Why is early return slower than else?
This is a pure guess, and I haven't figured out an easy way to check whether it is right, but I have a theory for you.
I tried your code and get the same of results, without_else()
is repeatedly slightly slower than with_else()
:
>>> T(lambda : without_else()).repeat()
[0.42015745017874906, 0.3188967452567226, 0.31984281521812363]
>>> T(lambda : with_else()).repeat()
[0.36009842032996175, 0.28962249392031936, 0.2927151355828528]
>>> T(lambda : without_else(True)).repeat()
[0.31709728471076915, 0.3172671387005721, 0.3285821242644147]
>>> T(lambda : with_else(True)).repeat()
[0.30939889008243426, 0.3035132258429485, 0.3046679117038593]
Considering that the bytecode is identical, the only difference is the name of the function. In particular the timing test does a lookup on the global name. Try renaming without_else()
and the difference disappears:
>>> def no_else(param=False):
if param:
return 1
return 0
>>> T(lambda : no_else()).repeat()
[0.3359846013948413, 0.29025818923918223, 0.2921801513879245]
>>> T(lambda : no_else(True)).repeat()
[0.3810395594970828, 0.2969634408842694, 0.2960104566362247]
My guess is that without_else
has a hash collision with something else in globals()

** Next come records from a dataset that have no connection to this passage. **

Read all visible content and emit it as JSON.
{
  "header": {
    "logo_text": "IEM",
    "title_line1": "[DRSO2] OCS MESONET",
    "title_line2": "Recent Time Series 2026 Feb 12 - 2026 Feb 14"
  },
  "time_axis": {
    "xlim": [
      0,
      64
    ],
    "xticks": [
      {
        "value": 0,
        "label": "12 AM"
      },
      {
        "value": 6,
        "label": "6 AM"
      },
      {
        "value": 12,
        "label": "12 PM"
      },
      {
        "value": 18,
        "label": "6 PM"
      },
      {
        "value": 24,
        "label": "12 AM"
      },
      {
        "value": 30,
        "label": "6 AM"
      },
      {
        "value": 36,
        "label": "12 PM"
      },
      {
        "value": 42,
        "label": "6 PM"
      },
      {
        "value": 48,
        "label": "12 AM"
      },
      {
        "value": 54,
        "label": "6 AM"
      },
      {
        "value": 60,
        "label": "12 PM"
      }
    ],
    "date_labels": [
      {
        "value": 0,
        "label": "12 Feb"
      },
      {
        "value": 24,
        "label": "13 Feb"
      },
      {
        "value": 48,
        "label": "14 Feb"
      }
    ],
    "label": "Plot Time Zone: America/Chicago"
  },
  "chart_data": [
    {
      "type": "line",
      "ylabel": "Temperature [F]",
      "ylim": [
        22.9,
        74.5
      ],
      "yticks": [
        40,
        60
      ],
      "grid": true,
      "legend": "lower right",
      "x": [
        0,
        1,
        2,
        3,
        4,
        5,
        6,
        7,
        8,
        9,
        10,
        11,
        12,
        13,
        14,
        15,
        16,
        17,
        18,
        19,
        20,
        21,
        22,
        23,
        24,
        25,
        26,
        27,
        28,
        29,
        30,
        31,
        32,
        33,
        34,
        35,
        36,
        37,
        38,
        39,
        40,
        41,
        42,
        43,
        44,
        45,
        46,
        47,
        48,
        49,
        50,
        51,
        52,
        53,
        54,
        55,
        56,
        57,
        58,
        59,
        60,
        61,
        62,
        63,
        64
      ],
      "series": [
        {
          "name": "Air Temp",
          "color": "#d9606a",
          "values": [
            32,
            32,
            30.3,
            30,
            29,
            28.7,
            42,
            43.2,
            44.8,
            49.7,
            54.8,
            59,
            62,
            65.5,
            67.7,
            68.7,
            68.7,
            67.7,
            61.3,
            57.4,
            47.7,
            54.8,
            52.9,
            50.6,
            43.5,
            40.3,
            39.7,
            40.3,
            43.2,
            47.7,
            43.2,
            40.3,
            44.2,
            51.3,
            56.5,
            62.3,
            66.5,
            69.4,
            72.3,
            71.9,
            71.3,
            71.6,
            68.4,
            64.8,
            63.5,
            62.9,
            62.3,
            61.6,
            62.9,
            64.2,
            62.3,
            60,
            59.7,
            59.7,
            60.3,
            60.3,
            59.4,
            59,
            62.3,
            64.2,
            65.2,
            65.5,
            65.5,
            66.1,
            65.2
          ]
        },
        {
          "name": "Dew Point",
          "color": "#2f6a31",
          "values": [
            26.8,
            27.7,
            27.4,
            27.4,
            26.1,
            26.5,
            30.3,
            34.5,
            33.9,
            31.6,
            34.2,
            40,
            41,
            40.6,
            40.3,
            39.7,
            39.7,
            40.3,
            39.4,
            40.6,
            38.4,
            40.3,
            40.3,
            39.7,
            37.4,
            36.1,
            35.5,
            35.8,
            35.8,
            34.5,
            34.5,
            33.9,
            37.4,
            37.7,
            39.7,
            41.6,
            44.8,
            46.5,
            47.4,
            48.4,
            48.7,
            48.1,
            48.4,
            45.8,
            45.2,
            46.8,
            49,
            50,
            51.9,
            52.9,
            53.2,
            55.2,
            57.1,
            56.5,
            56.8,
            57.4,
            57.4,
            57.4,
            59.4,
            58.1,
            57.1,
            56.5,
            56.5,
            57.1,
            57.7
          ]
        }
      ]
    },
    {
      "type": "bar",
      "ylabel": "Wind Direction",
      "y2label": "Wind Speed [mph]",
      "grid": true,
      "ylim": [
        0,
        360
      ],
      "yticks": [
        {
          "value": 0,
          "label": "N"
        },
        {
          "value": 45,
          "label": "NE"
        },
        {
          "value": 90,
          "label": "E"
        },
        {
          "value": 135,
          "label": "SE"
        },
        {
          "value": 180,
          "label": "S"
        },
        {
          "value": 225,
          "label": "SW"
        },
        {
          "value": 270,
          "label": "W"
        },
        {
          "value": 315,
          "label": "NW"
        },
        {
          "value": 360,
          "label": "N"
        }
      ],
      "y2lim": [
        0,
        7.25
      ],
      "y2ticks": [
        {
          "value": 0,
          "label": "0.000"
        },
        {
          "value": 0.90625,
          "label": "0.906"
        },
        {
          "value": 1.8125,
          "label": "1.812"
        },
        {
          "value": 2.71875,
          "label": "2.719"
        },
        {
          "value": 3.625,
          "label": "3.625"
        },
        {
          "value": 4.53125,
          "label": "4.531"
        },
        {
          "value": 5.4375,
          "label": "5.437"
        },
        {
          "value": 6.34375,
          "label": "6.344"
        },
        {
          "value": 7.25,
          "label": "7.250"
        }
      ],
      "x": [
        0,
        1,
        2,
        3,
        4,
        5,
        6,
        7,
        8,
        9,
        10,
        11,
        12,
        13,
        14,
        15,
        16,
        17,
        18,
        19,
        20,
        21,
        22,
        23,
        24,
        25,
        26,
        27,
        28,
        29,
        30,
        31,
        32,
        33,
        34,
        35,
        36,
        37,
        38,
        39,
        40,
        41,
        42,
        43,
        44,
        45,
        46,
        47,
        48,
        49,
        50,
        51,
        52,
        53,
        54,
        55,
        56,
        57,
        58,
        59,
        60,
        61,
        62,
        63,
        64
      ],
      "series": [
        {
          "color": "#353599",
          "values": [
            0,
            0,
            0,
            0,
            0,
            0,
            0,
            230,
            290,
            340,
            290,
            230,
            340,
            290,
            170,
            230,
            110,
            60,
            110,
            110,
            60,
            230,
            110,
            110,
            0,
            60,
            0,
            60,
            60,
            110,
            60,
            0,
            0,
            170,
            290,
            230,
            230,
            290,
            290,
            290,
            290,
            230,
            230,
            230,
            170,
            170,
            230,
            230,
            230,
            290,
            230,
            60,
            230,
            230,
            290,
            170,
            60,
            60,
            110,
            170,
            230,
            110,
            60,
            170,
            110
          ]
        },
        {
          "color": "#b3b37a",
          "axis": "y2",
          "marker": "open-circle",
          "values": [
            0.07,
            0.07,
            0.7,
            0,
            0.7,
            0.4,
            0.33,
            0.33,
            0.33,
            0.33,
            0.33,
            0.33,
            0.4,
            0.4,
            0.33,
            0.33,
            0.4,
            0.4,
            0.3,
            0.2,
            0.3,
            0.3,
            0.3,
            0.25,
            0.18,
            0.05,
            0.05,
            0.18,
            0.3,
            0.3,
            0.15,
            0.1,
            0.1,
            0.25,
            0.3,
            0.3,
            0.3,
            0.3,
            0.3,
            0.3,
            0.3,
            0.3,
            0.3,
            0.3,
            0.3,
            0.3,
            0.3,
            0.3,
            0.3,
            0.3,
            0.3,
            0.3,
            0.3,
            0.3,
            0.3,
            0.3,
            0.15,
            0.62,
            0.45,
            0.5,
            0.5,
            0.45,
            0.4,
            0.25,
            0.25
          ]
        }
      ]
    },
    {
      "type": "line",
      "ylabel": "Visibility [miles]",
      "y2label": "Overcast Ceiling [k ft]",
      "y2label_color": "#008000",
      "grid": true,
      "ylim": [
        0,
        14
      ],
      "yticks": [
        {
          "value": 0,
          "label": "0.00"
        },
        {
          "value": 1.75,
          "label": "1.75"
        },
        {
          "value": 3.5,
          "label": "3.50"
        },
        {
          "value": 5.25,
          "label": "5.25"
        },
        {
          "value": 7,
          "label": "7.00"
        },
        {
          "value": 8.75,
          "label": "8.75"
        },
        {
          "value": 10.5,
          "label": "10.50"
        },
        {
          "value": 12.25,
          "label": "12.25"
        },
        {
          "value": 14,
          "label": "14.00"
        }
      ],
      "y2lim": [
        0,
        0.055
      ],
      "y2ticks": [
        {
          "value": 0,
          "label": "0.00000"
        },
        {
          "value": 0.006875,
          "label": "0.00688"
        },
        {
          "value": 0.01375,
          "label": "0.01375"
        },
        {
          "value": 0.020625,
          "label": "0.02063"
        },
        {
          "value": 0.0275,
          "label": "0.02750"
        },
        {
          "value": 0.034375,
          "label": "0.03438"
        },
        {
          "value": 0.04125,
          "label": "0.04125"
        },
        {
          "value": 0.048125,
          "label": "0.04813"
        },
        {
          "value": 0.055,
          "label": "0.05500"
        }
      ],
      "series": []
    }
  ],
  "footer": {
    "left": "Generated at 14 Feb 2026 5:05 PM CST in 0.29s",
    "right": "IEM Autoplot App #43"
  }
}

so the global name lookup is slightly slower.
Edit: A dictionary with 7 or 8 keys probably has 32 slots, so on that basis without_else
has a hash collision with __builtins__
:
>>> [(k, hash(k) % 32) for k in globals().keys() ]
[('__builtins__', 8), ('with_else', 9), ('__package__', 15), ('without_else', 8), ('T', 21), ('__name__', 25), ('no_else', 28), ('__doc__', 29)]
To clarify how the hashing works:
__builtins__
hashes to -1196389688 which reduced modulo the table size (32) means it is stored in the #8 slot of the table.
without_else
hashes to 505688136 which reduced modulo 32 is 8 so there's a collision. To resolve this Python calculates:
Starting with:
j = hash % 32
perturb = hash
Repeat this until we find a free slot:
j = (5*j) + 1 + perturb;
perturb >>= 5;
use j % 2**i as the next table index;
which gives it 17 to use as the next index. Fortunately that's free so the loop only repeats once. The hash table size is a power of 2, so 2**i
is the size of the hash table, i
is the number of bits used from the hash value j
.
Each probe into the table can find one of these:
The slot is empty, in that case the probing stops and we know the value is not in the table.
The slot is unused but was used in the past in which case we go try the next value calculated as above.
The slot is full but the full hash value stored in the table isn't the same as the hash of the key we are looking for (that's what happens in the case of
__builtins__
vswithout_else
).The slot is full and has exactly the hash value we want, then Python checks to see if the key and the object we are looking up are the same object (which in this case they will be because short strings that could be identifiers are interned so identical identifiers use the exact same string).
Finally when the slot is full, the hash matches exactly, but the keys are not the identical object, then and only then will Python try comparing them for equality. This is comparatively slow, but in the case of name lookups shouldn't actually happen.